Grow up, stop the toddler-like approach to climate change

Elspeth McLean paddled in the "unappetising-looking" Manuherikia River near Shaky Bridge at the...
Elspeth McLean paddled in the "unappetising-looking" Manuherikia River near Shaky Bridge at the weekend, thinking about the Otago Regional Council’s procrastination over setting minimum flows for it, and the childish approaches we have to climate change. PHOTO: LYNDA VAN KEMPEN
Spend a weekend with a toddler and you get used to gibberish.

Even when you can understand what he is saying, it does not always make sense. He can emphatically say "Go away!" repeatedly to his father while at the same time clinging to him.

Most of the time in our discussions I take the course of least resistance, agreeing wholeheartedly with whatever it is he is so enthusiastically telling me.

From time to time the communication divide, or being stopped from doing something he thinks is his right, means his frustration takes over, making him stop to clench every muscle he can until he shakes.

It is hard not to laugh.

What is not so funny is the amount of gibberish we adults talk about the environment without doing much to help it. Perhaps we need some of that urgent toddler energy.

At the weekend as I paddled in the unappetising-looking Manuherikia River near Shaky Bridge, listening to my 30-something son and daughter-in-law’s recollections of jumping off the rocks into deep pools there in their teenage fruit-picking years, it was hard not to think about the Otago Regional Council’s procrastination over setting minimum flows for it. It might have been great for the toddler to potter about in water that did not reach my knees, but was this the result of a dry summer or summers or the aftermath of too much water being extracted from the river?

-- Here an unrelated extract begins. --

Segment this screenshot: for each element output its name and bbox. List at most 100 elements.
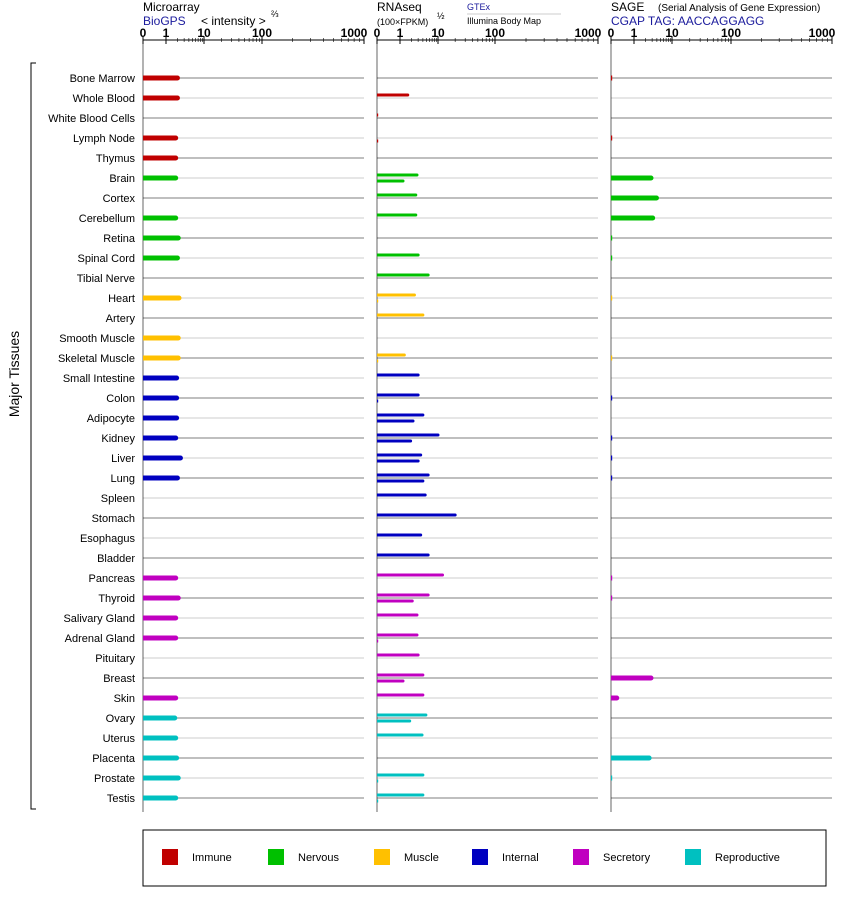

At the other end of the country where too much water has been causing problems, the irascible mayor of our largest city, faced with devastating flooding, initially didn’t seem willing or able to consider it had anything to do with climate change. A couple of days later, however, he conceded it did.

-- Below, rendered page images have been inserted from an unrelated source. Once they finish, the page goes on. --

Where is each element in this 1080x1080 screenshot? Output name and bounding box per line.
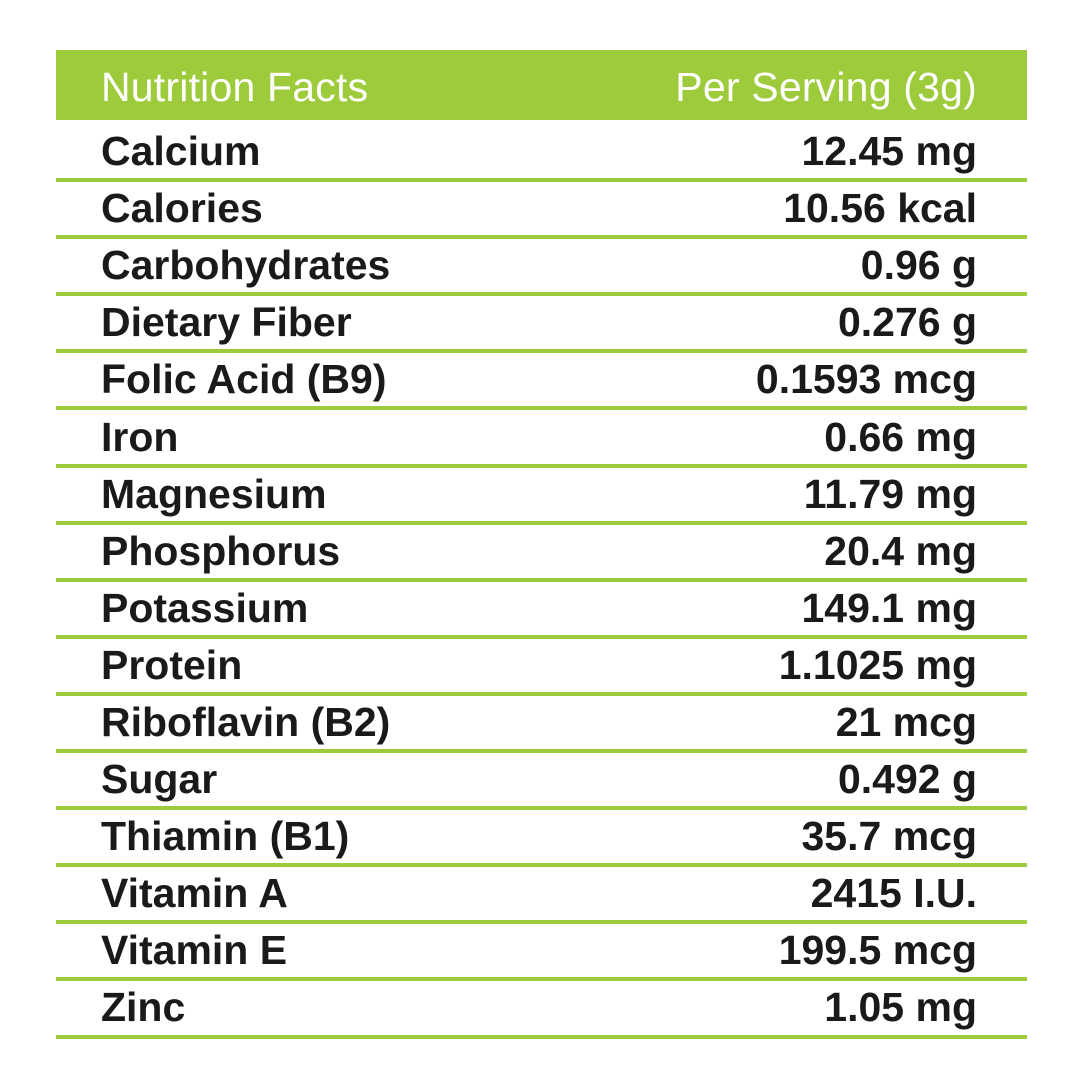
header-title: Nutrition Facts xyxy=(101,63,369,110)
table-row: Folic Acid (B9) 0.1593 mcg xyxy=(56,353,1027,411)
nutrient-name: Iron xyxy=(101,413,179,460)
nutrient-name: Dietary Fiber xyxy=(101,299,352,346)
nutrient-value: 149.1 mg xyxy=(801,584,978,631)
table-row: Vitamin A 2415 I.U. xyxy=(56,867,1027,925)
nutrient-name: Zinc xyxy=(101,984,186,1031)
nutrient-value: 0.1593 mcg xyxy=(755,356,977,403)
nutrient-value: 1.1025 mg xyxy=(778,641,977,688)
table-row: Riboflavin (B2) 21 mcg xyxy=(56,696,1027,754)
nutrient-value: 21 mcg xyxy=(835,698,977,745)
nutrient-name: Protein xyxy=(101,641,243,688)
nutrient-value: 10.56 kcal xyxy=(783,185,977,232)
table-row: Calories 10.56 kcal xyxy=(56,182,1027,240)
nutrient-name: Phosphorus xyxy=(101,527,341,574)
table-header: Nutrition Facts Per Serving (3g) xyxy=(56,50,1027,120)
nutrient-value: 2415 I.U. xyxy=(810,870,977,917)
table-row: Magnesium 11.79 mg xyxy=(56,468,1027,525)
nutrient-name: Calories xyxy=(101,185,263,232)
table-row: Zinc 1.05 mg xyxy=(56,981,1027,1039)
nutrition-facts-table: Nutrition Facts Per Serving (3g) Calcium… xyxy=(56,50,1027,1039)
table-row: Vitamin E 199.5 mcg xyxy=(56,924,1027,982)
table-row: Thiamin (B1) 35.7 mcg xyxy=(56,810,1027,868)
nutrient-name: Riboflavin (B2) xyxy=(101,698,391,745)
table-row: Dietary Fiber 0.276 g xyxy=(56,296,1027,354)
nutrient-value: 0.492 g xyxy=(837,756,977,803)
nutrient-value: 35.7 mcg xyxy=(801,813,978,860)
table-row: Protein 1.1025 mg xyxy=(56,639,1027,696)
nutrient-value: 0.96 g xyxy=(860,242,977,289)
nutrient-name: Potassium xyxy=(101,584,309,631)
table-row: Iron 0.66 mg xyxy=(56,410,1027,468)
nutrient-value: 0.276 g xyxy=(837,299,977,346)
table-row: Potassium 149.1 mg xyxy=(56,582,1027,639)
nutrient-value: 199.5 mcg xyxy=(778,927,977,974)
table-row: Phosphorus 20.4 mg xyxy=(56,525,1027,582)
nutrient-value: 20.4 mg xyxy=(824,527,977,574)
nutrient-name: Folic Acid (B9) xyxy=(101,356,387,403)
nutrient-value: 0.66 mg xyxy=(824,413,977,460)
nutrient-value: 12.45 mg xyxy=(801,128,978,175)
nutrient-value: 1.05 mg xyxy=(824,984,977,1031)
table-row: Carbohydrates 0.96 g xyxy=(56,239,1027,297)
header-serving: Per Serving (3g) xyxy=(675,63,977,110)
table-row: Sugar 0.492 g xyxy=(56,753,1027,811)
nutrient-name: Sugar xyxy=(101,756,218,803)
nutrient-name: Thiamin (B1) xyxy=(101,813,350,860)
nutrient-name: Carbohydrates xyxy=(101,242,391,289)
nutrient-value: 11.79 mg xyxy=(803,470,977,517)
table-row: Calcium 12.45 mg xyxy=(56,125,1027,183)
nutrient-name: Magnesium xyxy=(101,470,327,517)
nutrient-name: Vitamin A xyxy=(101,870,288,917)
nutrient-name: Calcium xyxy=(101,128,261,175)
nutrient-name: Vitamin E xyxy=(101,927,288,974)
nutrient-rows: Calcium 12.45 mg Calories 10.56 kcal Car… xyxy=(56,125,1027,1039)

But it might be too much to hope the floods will push us to join the dots on climate change.

In the aftermath of the floods the fuel subsidy was extended, despite finance minister Grant Robertson warning last year it was not indefinitely sustainable. (Did it ever have anything to do with sustainability?). This change of heart was blamed on Jacinda Ardern’s resignation and blather was also talked about being nimble and responsive.

We need to be nimble and responsive over climate change, which surely includes trying to get more people to reduce their carbon footprint. Does keeping a fuel subsidy encourage anyone who could reduce their fuel consumption to do so?

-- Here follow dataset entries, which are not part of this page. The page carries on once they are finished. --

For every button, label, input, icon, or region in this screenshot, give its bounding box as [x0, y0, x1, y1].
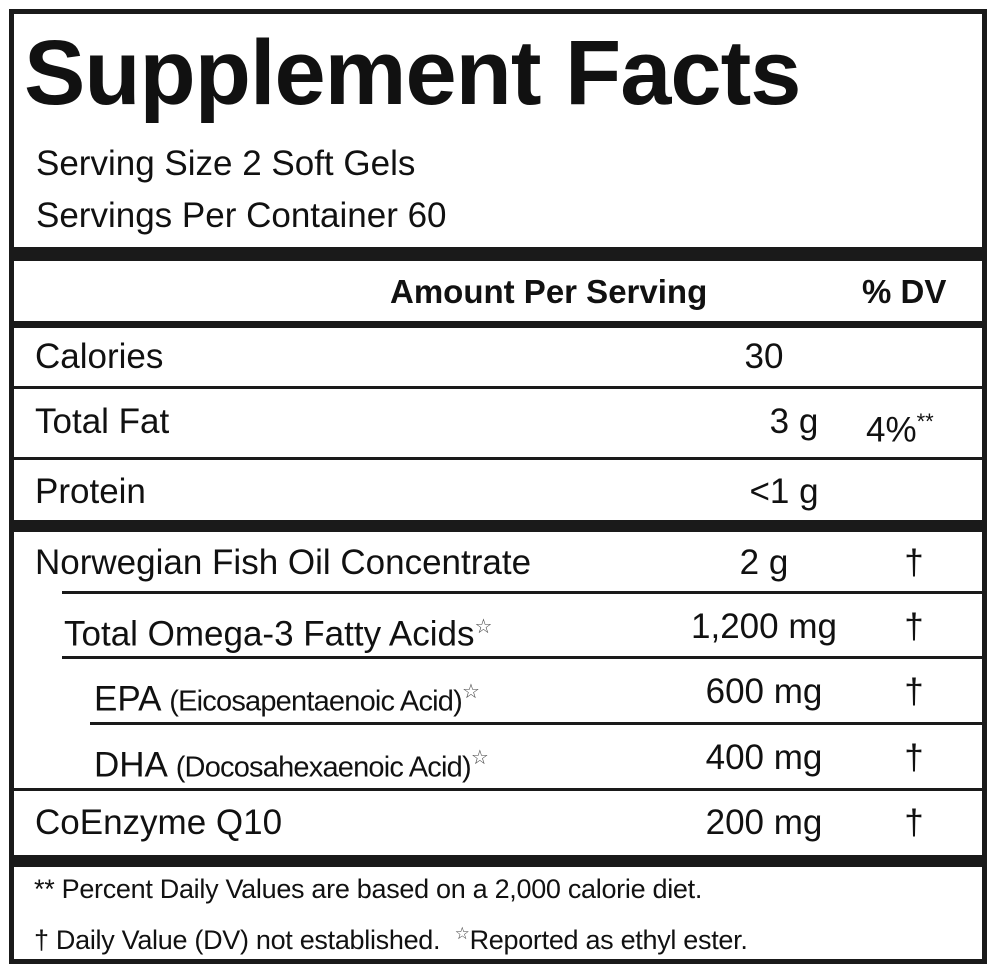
- ingredient-amount: 600 mg: [705, 672, 823, 711]
- row-label: Calories: [35, 337, 164, 376]
- ingredient-detail: (Eicosapentaenoic Acid): [169, 685, 463, 718]
- divider-medium: [14, 321, 982, 328]
- ingredient-dv: †: [904, 543, 924, 582]
- ingredient-name: Norwegian Fish Oil Concentrate: [35, 543, 532, 582]
- divider-thin: [62, 656, 982, 659]
- row-amount: <1 g: [749, 472, 819, 511]
- divider-thin: [90, 722, 982, 725]
- ingredient-dv: †: [904, 607, 924, 646]
- ingredient-amount: 2 g: [739, 543, 789, 582]
- divider-thin: [14, 457, 982, 460]
- row-amount: 3 g: [769, 402, 819, 441]
- divider-thick: [14, 247, 982, 261]
- ingredient-amount: 200 mg: [705, 803, 823, 842]
- ingredient-amount: 400 mg: [705, 738, 823, 777]
- divider-thin: [14, 386, 982, 389]
- row-dv: 4%: [866, 410, 917, 450]
- footnote-mark: **: [916, 409, 934, 434]
- header-dv: % DV: [862, 273, 947, 310]
- panel-title: Supplement Facts: [24, 22, 801, 124]
- star-icon: ☆: [474, 616, 493, 638]
- row-label: Total Fat: [35, 402, 170, 441]
- ingredient-name: Total Omega-3 Fatty Acids: [64, 614, 475, 654]
- ingredient-dv: †: [904, 672, 924, 711]
- divider-thick: [14, 520, 982, 532]
- ingredient-dv: †: [904, 738, 924, 777]
- divider-thin: [62, 591, 982, 594]
- supplement-facts-panel: [9, 9, 987, 964]
- row-amount: 30: [744, 337, 784, 376]
- star-icon: ☆: [470, 747, 489, 769]
- ingredient-name: EPA: [94, 679, 160, 719]
- servings-per-container: Servings Per Container 60: [36, 196, 447, 235]
- footnote-text: Reported as ethyl ester.: [469, 925, 748, 955]
- footnote-daily-values: ** Percent Daily Values are based on a 2…: [34, 874, 703, 904]
- row-label: Protein: [35, 472, 146, 511]
- ingredient-name: DHA: [94, 745, 166, 785]
- divider-thin: [14, 788, 982, 791]
- header-amount: Amount Per Serving: [390, 273, 708, 310]
- footnote-dv-not-established: † Daily Value (DV) not established. ☆Rep…: [34, 917, 748, 957]
- ingredient-dv: †: [904, 803, 924, 842]
- ingredient-amount: 1,200 mg: [691, 607, 837, 646]
- star-icon: ☆: [461, 681, 480, 703]
- ingredient-name: CoEnzyme Q10: [35, 803, 283, 842]
- footnote-text: † Daily Value (DV) not established.: [34, 925, 441, 955]
- serving-size: Serving Size 2 Soft Gels: [36, 144, 416, 183]
- divider-thick: [14, 855, 982, 867]
- star-icon: ☆: [454, 924, 470, 943]
- ingredient-detail: (Docosahexaenoic Acid): [175, 751, 472, 784]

There must be other ways, as Green co-leader James Shaw suggests, of providing support to low-income families and those struggling with the cost of living without directly subsidising harmful fossil fuels.

Regular readers will be sick of me saying I hoped the enforced breather provided by the Covid pandemic would give us the opportunity to boldly re-think the way we did almost everything.

But has it gone much beyond a greater acceptance of working from home and doing more online?

As far as I can tell, the great tourism re-set, which was supposed to be less volume-driven and focus on quality and value extended stays, is more talk than action. Cruise ship visitors certainly do not fit that mould (and don’t get me started on the environmental impacts of those Covid petri dishes).

The mainstream media has enthusiastically reported the excitement of the return of air travel, confining any weeping and wailing and gnashing of teeth to concerns about lost luggage and the high price of fares rather than opt for any real examination of how much of this travel is necessary or its environmental impact.

I am with those 11 academics who wrote an open letter to the prime minister and anybody who might be involved with decision making over the Christchurch Airport proposal for a new airport for Central Otago, or what I like to call The last Quango in Tarras.

The academics, from a variety of disciplines, say it should not go ahead. We are all being asked to curb emissions but this flies in the face of that.

It has been confirmed the proposed airport would be built for long-haul wide-bodied jets.

Such an airport would be designed to stimulate demand and easily expand its capacity further in the future.

This approach is fundamentally at odds with the urgent need to halve carbon emissions by 2030 in accordance with Paris 2015 climate commitments, the letter says.

It also points out the folly of expecting zero-carbon aviation to save the day any time soon as this promise is based on technologies which do not yet exist.

Talking nonsense and playing let’s pretend can be charming in toddlers, but when it comes to climate change and the environment we need grown-up decision makers who are sensible straight talkers, even if it makes some of us clench all our muscles until we shake.

 - Elspeth McLean is a Dunedin writer.